Ужин подошел к концу. Можно было встать и уйти. Но что-то их удерживало. Наверное, все то же взаимное притяжение. Это было больше, чем удовольствие быть вместе: это стало обязанностью. Расстаться сразу же потребовало бы от них усилия воли, которой они были лишены.

— Еще кофе? Две чашки кофе! — крикнул он официанту.

Некоторое время они молчали. Отсутствие слов смутило их больше, чем все, что они сказали друг другу. Он стал серьезным, его лицо исказилось: он собирался сказать ей о самом важном и своим бесповоротным признанием наложить повязку на свою рану. Она тут же догадалась, о чем пойдет речь, и заговорила первая, желая упредить его:

— Я знаю, что вы хотите сказать. Потому как… — Она поколебалась и решилась. — Потому как мне хочется сказать вам то же самое. — Он снова смотрел на ее рот, она опустила глаза. — Молчите, — попросила она. — Не говорите, потому что я ничего не могу с этим поделать.

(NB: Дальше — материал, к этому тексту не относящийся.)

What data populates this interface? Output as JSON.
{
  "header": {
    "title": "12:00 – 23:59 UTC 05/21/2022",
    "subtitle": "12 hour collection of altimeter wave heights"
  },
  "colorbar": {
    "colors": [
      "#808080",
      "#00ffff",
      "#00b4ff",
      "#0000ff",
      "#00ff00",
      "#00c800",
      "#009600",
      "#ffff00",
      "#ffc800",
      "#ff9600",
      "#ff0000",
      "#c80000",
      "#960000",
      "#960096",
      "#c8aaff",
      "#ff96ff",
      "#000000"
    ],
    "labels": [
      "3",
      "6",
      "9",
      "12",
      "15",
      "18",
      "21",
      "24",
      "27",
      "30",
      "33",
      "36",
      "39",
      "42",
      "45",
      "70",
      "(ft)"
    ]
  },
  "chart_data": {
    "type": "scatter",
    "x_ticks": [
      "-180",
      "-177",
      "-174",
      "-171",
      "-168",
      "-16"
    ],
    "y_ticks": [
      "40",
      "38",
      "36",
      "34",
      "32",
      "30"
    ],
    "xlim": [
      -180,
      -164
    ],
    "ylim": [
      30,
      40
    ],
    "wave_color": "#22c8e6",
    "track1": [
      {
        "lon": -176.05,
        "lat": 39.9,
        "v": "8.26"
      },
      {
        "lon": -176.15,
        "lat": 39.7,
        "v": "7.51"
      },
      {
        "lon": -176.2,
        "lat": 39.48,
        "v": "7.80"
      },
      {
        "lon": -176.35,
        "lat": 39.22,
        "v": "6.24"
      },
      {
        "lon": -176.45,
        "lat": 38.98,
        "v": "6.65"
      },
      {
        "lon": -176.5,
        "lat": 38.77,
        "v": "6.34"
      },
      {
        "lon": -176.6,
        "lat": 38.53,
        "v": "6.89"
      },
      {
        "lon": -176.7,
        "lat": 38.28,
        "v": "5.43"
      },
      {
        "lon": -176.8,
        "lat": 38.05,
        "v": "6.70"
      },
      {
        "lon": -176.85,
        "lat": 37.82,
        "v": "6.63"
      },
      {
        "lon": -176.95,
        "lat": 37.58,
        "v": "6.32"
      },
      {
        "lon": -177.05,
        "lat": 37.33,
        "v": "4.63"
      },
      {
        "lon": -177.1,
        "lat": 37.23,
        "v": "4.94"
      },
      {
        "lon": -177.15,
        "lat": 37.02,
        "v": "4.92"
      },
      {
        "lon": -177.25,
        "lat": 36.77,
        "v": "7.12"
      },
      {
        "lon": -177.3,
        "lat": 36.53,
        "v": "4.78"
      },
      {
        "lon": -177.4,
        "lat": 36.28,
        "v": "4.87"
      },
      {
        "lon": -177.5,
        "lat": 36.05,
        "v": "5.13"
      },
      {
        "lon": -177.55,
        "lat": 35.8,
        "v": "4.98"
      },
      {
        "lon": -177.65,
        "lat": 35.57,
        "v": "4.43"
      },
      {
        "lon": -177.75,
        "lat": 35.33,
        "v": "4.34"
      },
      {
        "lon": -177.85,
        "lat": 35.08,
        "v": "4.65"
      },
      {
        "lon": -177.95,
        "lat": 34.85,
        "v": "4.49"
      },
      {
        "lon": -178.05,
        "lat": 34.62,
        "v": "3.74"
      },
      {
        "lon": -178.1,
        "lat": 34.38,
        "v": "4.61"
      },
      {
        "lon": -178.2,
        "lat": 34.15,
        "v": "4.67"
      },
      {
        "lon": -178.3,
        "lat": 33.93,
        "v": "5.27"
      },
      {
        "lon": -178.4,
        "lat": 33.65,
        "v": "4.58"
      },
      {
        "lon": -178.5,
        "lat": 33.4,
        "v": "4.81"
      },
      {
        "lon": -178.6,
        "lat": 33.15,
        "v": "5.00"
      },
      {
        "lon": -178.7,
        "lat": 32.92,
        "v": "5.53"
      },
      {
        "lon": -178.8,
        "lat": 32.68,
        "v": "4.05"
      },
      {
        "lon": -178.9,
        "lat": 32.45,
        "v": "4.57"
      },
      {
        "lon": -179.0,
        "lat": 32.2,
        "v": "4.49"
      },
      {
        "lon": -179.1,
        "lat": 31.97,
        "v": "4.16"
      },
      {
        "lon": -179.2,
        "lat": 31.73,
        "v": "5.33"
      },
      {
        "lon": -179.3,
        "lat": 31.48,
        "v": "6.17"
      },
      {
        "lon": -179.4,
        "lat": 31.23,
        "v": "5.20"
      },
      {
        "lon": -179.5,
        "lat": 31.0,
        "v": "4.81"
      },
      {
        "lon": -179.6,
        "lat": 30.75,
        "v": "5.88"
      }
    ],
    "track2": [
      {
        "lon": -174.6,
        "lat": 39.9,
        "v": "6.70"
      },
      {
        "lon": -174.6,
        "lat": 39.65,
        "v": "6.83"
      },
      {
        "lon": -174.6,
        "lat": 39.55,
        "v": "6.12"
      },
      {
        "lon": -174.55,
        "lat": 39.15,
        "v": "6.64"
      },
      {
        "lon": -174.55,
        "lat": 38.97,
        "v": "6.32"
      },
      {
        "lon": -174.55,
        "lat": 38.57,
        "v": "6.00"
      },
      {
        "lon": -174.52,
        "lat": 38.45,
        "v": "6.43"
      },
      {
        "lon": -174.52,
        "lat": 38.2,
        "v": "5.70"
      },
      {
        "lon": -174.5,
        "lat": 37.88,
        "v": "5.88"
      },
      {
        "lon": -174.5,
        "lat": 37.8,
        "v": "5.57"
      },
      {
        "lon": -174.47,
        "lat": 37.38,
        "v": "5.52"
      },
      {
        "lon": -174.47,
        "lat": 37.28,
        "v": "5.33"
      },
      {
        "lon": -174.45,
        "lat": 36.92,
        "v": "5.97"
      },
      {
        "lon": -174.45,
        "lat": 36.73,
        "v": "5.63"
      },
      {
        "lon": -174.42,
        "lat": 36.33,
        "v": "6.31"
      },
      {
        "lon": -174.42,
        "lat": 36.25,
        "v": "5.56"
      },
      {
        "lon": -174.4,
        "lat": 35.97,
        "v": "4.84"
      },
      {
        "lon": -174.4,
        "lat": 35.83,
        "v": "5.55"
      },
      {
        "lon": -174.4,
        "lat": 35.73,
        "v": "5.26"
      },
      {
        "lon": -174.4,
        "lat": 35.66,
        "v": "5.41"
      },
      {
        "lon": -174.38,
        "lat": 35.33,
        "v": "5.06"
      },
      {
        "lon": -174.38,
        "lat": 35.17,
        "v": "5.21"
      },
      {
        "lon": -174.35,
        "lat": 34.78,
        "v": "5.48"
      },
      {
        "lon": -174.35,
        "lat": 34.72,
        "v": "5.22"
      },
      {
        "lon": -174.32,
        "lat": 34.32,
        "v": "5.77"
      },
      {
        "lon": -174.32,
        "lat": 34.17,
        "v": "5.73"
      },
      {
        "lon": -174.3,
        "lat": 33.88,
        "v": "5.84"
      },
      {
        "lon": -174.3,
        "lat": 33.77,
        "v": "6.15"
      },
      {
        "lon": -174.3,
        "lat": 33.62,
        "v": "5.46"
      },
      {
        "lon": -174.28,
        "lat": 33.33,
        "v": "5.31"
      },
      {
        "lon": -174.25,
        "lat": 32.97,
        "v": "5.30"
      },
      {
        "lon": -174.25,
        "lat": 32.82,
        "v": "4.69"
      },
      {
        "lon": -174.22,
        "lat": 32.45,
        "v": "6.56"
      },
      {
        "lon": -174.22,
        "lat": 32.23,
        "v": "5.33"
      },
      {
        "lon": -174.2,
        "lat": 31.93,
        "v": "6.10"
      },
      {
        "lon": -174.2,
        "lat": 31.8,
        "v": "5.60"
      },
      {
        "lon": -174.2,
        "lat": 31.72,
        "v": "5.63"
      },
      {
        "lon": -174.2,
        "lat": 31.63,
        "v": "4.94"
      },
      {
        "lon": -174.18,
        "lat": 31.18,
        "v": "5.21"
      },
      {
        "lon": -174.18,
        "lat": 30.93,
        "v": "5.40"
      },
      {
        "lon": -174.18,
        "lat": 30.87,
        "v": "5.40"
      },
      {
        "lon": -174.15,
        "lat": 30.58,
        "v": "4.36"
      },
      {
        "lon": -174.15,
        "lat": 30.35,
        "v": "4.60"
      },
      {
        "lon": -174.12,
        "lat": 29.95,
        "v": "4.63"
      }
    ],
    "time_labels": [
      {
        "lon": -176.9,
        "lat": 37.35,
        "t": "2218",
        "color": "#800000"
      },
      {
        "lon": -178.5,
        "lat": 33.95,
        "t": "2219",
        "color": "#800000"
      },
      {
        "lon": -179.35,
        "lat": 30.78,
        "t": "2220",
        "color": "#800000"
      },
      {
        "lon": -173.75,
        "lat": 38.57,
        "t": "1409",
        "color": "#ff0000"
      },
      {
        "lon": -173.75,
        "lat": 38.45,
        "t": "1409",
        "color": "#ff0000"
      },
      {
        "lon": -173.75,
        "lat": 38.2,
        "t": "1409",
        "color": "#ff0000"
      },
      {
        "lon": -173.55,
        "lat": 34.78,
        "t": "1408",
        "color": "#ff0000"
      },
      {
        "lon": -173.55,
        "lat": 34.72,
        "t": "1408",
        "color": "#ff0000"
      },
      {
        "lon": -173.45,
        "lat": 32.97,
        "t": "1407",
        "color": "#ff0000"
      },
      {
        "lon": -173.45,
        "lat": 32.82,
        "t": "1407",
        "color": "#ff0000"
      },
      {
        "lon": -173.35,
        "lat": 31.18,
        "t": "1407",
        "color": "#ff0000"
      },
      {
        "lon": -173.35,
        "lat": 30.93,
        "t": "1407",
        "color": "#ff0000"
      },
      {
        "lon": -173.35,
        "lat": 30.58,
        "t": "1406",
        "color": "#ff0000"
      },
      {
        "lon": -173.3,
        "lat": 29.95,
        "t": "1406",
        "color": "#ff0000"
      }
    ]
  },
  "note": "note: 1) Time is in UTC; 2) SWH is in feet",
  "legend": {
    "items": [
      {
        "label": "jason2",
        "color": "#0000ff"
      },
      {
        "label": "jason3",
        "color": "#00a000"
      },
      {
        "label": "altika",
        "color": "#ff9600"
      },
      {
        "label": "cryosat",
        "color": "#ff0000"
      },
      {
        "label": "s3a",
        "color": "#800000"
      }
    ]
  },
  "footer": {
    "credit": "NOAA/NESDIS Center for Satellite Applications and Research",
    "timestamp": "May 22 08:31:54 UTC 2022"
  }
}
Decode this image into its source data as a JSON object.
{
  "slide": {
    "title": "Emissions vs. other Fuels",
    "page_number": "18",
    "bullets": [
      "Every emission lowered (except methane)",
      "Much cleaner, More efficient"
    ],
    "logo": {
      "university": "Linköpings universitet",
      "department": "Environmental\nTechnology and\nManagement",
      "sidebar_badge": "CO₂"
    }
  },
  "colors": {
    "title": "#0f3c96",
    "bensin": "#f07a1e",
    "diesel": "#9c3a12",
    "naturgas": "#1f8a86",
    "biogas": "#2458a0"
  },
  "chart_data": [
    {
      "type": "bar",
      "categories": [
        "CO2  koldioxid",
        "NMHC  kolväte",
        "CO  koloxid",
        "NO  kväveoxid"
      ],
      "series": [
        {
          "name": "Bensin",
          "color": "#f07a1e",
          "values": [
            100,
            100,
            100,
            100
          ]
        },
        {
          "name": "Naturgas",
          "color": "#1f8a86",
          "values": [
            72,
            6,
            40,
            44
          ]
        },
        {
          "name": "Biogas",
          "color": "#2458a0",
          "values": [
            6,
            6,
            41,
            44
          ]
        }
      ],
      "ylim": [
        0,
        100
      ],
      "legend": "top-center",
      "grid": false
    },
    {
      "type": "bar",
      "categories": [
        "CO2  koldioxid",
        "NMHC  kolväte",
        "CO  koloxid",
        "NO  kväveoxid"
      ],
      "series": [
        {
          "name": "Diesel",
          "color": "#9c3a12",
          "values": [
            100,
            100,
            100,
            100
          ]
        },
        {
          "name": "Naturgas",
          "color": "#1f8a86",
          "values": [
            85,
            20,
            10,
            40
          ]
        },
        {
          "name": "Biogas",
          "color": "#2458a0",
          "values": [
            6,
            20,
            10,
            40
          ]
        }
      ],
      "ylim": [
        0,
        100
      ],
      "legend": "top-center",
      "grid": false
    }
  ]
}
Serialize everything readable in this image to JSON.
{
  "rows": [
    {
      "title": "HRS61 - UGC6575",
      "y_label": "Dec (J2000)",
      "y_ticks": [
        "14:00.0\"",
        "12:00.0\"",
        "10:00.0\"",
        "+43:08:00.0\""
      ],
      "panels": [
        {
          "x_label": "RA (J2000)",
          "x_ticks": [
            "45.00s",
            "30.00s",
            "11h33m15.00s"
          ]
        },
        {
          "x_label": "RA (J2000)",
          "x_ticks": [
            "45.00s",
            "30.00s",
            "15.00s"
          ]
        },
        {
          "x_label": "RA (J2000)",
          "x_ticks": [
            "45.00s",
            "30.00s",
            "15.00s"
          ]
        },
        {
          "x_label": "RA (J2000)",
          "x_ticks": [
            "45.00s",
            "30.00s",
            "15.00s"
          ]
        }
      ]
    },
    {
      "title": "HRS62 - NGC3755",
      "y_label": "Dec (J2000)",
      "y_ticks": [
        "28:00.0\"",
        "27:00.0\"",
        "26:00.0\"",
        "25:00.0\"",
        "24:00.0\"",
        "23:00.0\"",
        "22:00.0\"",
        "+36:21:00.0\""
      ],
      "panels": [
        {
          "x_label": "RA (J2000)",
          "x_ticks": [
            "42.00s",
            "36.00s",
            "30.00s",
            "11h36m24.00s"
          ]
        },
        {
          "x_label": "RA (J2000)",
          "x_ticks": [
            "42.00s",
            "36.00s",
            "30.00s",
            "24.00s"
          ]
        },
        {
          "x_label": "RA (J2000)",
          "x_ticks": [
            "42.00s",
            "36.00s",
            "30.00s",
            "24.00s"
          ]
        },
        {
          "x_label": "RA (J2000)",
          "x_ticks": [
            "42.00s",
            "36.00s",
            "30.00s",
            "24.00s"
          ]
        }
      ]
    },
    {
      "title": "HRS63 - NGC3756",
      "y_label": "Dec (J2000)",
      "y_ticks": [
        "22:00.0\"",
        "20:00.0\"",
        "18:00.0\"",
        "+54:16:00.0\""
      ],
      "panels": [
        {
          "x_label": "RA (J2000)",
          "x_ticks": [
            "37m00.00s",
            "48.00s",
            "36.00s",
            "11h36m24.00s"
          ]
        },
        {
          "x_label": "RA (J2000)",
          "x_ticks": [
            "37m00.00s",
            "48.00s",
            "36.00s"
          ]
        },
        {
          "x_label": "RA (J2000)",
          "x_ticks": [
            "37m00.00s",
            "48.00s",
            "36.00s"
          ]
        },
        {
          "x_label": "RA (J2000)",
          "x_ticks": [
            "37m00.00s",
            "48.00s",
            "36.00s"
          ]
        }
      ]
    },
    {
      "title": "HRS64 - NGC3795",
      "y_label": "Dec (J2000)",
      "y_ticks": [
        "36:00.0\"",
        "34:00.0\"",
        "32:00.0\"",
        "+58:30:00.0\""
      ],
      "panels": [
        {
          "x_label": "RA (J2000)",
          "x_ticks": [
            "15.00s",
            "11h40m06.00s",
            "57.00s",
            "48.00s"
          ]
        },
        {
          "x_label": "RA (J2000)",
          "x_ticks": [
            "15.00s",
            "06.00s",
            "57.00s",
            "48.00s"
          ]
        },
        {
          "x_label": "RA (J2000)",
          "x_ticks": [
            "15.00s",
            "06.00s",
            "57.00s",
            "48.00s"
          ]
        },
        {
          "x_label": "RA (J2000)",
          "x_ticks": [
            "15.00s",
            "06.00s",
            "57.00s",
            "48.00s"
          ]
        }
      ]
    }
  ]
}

Он не сводил взгляда с ее губ. Она осмелилась сказать ему о своем смятении. До него мало что доходило в эту минуту, он просто любовался тем, как она искренна для хорошенькой женщины.

— Это ведь редкость — испытывать смятение чувств, не правда ли? — спросила она, не осмелившись назвать это своим именем: смятение плоти, но имела в виду именно это. — Продолжайте говорить со мной об этом, но иначе, не словами, — выдохнула она.

Ему показалось, что все это снится. Но ведь она только что сказала ему, как говорят воздыхателю: «Молчите, только продолжайте вздыхать». До чего же она была женщиной!

— Но… продолжать… почему?

Ироническая часть его натуры устояла перед всем, что он испытал за последние минуты, и прорвалась наружу.

— Потому, что это так приятно.

Он расхохотался. Он испытывал настоящую неприязнь ко всем этим никуда не ведущим проволочкам, якобы наполненным томлением. Женщины, играющие по маленькой, как это ничтожно! Нет, она не могла принадлежать к этой породе благоразумных жриц любви, она лгала самой себе. «Сейчас проверим, — подумал он, — слегка заденем ее, и тогда пусть смеется тот, кто смеется последним!»